The giant cloud of spite and eyes stared.
...
It never uttered a sound. When it communicated, it typed on a keyboard. It never spoke, for it had no mouth. Just eyes.
SO. MANY. EYES.
Each eye was an entity in its own right. A subset of the gestalt. You have the same things. You have parts of your mind that act without thinking. When you walk, do you think of the placement of every toe? When crossing the street, do you think about how to deal with the curb? No. You just raise one foot a little higher, expecting object permanence and that it would be there, even if you were talking on your phone, or your eyes were on a distant friend who had come into view.
A subset of you.
Most people are like this. Preprogrammed responses that act upon stimuli. If I throw a rock at your head, you'll dodge, maybe try to catch it. But if I go through the motions of throwing a rock at your head, but not actually throw it, you'll still flinch. Why? Because you responded to the stimuli. You preprogrammed your mind to react in a certain fashion.
The only part of you, that is "you" is about eight ounces of lipids and proteins on the front of your brain. A new addition to the human race that barely had gotten out of alpha release. It is what allows you to make choices. Free will. The one part of your brain that turns on, and turns off the other parts you preprogrammed.
Fascinating, really.
So when you communicate, you think it is just words. Far from it. People learn to crawl, walk, and run, and this means your legs are the most programmed part of your body. It's hard to lie with your legs. The legs speak more than any other part of your body. It's the first part of your body you communicate with. Then the hands, the face, then tone, then finally... words.
Being unable to speak words is only ten percent of your communication. The tone of your words conveys more meaning than the words themselves. To say you love someone can be said sincerely or sarcastically. Facial expressions are about thirty percent of communications, with body language being forty. Sure, it's difficult to get the nuance without words or tone, but you can get basic concepts across easily enough.

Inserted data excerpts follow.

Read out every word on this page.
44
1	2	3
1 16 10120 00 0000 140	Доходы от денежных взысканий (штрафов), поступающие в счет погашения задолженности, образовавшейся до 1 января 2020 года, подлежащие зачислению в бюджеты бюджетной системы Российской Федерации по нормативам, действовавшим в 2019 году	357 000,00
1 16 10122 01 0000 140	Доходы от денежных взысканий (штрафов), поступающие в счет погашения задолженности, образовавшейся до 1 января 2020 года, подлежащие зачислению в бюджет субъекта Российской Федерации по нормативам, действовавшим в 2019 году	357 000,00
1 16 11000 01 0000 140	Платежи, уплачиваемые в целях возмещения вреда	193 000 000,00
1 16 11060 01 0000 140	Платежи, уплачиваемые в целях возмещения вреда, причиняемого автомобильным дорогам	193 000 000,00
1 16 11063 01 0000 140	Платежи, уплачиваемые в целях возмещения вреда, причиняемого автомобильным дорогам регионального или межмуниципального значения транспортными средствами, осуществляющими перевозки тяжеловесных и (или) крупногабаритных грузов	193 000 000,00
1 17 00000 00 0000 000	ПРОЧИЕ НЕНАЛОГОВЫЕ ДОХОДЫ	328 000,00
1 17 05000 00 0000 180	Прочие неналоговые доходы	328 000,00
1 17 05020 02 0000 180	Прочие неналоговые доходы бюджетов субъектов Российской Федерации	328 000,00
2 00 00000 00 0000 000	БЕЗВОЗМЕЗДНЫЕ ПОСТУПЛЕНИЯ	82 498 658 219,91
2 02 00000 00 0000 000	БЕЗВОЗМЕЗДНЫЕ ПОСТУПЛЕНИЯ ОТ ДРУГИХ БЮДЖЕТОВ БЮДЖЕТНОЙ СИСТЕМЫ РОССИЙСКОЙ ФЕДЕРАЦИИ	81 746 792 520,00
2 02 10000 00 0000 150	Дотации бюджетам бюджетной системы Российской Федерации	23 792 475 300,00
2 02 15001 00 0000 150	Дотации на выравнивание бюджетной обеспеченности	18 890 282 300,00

Why, I'm talking to you right now, without saying a word. I never say a word. I never speak, I just type, and thoughts seep into your mind and slide over it like oil spreading across water. To write about a mute is easy, if the narrator of their life is available to speak to the reader, If you have a talent for metaphor and understand the nature of nonverbal communication. It is not about what people see, but what the meaning is behind the action.
...
The giant cloud of spite and eyes stared.